In general, humans have two major types of blood vessels in their legs. Arteries bring the blood from the heart to the extremities and the veins bring the blood back from the extremities to the heart. The arteries have the heart helping to pump blood down to their feet.
On the other hand, the veins have to bring the blood back to the heart against gravity. The way blood gets pumped toward the heart is by contraction of your muscles, specifically, those in your calf pushing the blood back. The veins have valves throughout their length and the valve’s job is to prevent blood from refluxing or pooling back down the leg. In a large number of people with venous disease, these valves are not working properly or are broken, and when that happens the blood pools down the leg.
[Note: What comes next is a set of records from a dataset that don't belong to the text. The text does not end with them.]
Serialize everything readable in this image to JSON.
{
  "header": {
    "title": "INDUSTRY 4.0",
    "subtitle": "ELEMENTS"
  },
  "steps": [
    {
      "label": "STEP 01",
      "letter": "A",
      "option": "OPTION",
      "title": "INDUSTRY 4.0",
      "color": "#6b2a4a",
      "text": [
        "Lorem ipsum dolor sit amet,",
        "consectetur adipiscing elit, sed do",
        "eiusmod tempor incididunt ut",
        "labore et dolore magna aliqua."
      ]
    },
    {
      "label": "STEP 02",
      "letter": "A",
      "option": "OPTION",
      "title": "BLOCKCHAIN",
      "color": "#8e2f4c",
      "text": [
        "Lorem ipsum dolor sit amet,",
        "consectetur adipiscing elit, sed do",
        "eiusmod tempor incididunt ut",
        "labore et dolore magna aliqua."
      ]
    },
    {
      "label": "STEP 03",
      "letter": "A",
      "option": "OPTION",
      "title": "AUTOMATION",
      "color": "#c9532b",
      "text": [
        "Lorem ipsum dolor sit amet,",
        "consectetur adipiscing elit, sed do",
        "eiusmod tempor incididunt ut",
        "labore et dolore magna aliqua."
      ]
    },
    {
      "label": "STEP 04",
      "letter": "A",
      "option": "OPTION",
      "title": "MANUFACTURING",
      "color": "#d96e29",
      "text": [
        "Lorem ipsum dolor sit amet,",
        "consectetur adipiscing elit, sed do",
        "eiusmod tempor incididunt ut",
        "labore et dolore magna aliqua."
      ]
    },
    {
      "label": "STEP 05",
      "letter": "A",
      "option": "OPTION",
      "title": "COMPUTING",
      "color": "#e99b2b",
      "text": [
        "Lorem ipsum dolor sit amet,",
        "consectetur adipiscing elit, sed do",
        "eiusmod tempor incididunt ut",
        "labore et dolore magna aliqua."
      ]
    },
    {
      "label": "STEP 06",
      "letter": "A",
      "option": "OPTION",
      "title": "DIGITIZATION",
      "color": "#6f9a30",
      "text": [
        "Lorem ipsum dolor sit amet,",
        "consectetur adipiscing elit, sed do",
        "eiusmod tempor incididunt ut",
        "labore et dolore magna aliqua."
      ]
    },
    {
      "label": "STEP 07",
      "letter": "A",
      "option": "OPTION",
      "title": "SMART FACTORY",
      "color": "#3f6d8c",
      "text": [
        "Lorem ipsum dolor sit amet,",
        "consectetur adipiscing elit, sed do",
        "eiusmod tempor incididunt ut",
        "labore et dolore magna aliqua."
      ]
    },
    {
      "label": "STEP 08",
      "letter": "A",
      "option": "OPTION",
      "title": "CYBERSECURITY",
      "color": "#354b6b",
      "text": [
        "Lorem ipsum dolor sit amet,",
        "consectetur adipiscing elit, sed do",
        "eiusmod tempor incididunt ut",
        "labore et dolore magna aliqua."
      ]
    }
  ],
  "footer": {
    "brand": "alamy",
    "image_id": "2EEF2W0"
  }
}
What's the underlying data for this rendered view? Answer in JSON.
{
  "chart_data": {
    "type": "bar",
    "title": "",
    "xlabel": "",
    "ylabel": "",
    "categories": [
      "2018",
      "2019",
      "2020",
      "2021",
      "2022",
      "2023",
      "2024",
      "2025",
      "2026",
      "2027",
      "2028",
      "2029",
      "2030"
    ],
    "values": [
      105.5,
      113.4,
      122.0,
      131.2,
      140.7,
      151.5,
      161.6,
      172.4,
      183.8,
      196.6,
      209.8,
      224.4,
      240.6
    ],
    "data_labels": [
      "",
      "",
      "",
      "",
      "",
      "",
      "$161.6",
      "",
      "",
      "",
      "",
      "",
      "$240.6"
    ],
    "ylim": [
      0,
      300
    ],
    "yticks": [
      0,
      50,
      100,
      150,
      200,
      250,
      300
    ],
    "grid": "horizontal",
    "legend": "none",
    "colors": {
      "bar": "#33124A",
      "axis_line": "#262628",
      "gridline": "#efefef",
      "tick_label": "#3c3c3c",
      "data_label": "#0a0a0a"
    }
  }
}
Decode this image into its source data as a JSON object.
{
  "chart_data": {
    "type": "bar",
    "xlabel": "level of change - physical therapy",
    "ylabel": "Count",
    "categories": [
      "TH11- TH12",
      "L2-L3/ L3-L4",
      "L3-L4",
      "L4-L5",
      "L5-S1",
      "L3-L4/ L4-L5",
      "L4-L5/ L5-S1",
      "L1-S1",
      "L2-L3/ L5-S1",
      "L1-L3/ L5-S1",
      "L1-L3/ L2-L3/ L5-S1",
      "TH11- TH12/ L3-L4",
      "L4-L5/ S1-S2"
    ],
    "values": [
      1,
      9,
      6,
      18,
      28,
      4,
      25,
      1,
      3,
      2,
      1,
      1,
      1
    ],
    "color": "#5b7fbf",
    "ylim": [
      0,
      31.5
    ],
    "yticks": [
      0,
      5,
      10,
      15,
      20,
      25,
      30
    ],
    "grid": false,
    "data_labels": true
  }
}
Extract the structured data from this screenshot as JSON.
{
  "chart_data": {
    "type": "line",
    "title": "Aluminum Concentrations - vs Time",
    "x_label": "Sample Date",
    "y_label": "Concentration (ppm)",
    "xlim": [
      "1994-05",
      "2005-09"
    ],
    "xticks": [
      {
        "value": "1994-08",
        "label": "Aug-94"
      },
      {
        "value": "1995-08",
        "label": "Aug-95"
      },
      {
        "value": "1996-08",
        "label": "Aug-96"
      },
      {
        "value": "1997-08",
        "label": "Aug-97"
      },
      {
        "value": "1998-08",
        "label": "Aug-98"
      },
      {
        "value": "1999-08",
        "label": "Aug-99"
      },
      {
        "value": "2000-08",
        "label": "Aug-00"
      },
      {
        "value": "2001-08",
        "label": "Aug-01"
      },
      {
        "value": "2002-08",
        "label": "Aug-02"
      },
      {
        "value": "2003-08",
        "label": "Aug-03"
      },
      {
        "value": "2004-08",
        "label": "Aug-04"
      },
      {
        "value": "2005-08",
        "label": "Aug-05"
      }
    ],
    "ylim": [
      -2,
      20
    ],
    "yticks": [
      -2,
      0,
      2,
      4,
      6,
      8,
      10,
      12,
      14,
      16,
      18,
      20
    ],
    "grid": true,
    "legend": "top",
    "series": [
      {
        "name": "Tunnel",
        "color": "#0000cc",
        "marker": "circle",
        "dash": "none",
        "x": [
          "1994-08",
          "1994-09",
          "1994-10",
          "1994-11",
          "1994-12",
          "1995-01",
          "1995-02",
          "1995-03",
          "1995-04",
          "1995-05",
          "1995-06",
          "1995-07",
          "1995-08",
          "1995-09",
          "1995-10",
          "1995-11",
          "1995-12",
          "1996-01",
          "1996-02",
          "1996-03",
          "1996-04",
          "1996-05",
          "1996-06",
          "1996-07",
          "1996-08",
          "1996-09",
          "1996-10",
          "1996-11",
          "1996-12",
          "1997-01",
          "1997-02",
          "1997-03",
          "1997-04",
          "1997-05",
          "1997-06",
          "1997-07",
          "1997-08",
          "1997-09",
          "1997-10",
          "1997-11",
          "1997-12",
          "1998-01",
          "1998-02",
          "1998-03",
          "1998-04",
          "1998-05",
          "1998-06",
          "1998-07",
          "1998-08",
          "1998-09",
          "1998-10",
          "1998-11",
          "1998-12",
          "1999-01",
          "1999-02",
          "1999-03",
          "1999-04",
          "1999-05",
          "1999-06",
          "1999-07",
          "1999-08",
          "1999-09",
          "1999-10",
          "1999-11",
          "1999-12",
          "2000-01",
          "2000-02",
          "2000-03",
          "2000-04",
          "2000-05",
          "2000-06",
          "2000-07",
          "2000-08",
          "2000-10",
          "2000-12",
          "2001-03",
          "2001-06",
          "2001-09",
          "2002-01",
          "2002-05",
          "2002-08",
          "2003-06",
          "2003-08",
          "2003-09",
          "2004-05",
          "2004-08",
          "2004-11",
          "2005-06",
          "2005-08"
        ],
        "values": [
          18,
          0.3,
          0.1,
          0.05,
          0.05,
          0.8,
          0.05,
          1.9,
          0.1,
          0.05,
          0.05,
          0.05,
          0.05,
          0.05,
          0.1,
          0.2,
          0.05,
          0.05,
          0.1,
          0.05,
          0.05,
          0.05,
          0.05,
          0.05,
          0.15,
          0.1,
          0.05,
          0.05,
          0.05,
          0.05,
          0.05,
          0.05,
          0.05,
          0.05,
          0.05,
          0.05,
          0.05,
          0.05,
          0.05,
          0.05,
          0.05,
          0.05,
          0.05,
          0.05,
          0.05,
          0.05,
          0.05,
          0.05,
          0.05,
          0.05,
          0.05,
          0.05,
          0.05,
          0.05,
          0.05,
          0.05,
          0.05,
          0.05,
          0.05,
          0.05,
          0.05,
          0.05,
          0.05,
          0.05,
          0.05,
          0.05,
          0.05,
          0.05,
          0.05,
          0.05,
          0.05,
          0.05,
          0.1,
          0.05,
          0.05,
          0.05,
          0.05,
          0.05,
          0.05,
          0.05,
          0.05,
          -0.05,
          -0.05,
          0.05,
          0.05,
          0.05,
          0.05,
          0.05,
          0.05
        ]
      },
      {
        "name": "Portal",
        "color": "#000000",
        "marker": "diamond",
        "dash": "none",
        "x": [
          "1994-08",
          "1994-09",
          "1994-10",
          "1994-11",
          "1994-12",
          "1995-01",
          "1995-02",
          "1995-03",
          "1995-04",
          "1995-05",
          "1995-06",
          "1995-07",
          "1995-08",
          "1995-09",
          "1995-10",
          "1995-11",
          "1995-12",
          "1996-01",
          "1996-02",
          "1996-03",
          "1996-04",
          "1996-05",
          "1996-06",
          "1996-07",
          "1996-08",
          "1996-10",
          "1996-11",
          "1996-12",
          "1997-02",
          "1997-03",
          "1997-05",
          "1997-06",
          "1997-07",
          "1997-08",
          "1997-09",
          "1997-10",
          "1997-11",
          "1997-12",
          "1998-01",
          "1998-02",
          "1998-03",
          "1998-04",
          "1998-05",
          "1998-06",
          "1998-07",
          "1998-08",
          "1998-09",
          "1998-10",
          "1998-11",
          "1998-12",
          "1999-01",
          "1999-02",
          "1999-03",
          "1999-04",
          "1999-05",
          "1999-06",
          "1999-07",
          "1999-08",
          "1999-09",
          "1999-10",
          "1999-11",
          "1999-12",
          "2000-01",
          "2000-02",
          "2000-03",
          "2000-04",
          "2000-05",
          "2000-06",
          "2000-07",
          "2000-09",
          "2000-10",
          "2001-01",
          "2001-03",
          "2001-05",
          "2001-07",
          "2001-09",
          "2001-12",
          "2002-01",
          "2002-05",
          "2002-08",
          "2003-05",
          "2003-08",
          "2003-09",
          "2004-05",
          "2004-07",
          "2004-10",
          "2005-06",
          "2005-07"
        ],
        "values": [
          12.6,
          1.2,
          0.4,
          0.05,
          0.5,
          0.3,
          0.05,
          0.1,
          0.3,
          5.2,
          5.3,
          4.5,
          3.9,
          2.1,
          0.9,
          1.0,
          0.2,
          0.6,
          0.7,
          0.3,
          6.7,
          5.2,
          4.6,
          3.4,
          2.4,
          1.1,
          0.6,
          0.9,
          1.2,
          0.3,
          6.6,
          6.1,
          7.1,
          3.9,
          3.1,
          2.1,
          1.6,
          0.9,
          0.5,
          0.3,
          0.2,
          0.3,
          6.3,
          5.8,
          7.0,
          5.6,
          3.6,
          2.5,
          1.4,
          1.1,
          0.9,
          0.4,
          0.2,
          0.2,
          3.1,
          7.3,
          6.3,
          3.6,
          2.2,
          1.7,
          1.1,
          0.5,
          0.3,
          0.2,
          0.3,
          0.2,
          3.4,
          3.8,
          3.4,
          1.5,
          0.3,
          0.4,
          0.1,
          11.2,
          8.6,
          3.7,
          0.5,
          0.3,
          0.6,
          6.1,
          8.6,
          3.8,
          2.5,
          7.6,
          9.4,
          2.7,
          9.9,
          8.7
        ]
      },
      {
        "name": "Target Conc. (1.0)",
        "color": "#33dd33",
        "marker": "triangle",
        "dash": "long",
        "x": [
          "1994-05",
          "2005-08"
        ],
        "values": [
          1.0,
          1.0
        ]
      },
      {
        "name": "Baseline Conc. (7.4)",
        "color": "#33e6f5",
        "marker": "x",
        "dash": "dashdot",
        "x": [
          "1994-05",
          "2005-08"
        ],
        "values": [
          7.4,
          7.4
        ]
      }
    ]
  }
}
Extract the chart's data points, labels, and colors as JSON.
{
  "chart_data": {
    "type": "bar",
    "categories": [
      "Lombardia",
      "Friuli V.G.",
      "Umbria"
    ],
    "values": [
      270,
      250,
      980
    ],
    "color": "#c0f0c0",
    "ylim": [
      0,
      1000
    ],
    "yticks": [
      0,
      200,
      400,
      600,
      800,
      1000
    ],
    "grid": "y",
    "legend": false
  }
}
VenaSeal is the newest procedure in helping close down this diseased vein that is not working properly. The reason this new procedure is exciting is that it is less invasive than other procedures that have been done in the past. It is an office-based procedure, where the patient only feels one IV needle stick, for which they receive numbing medicine first. At this point, with the wire and a catheter we bring the VenaSeal up to the thigh. VenaSeal is a medical super glue, which then closes down the diseased vein.
When diseased veins are closed down either from VenaSeal or any other different modalities that we have available at McLeod Vascular Associates, the blood is then rerouted to the normal functioning veins nearby.
Because we don’t have to do multiple needle sticks, patients have less pain. They have less bruising and, as opposed to other procedures, they don’t have to wear their compression stockings afterward. This allows patients to have no major recovery time. As soon as your procedure is over, you are able to get up, go to work the next day or whatever you want to do. With other procedures usually your leg is wrapped with compression therapy, you get some bruising and some swelling and you usually have to take it easy for a couple of days and most people are off work for one to three days afterward.
Studies have confirmed that with VenaSeal the overwhelming majority of the veins remain closed at three years, that patients are easily able to undergo the procedure and that the technique is safe.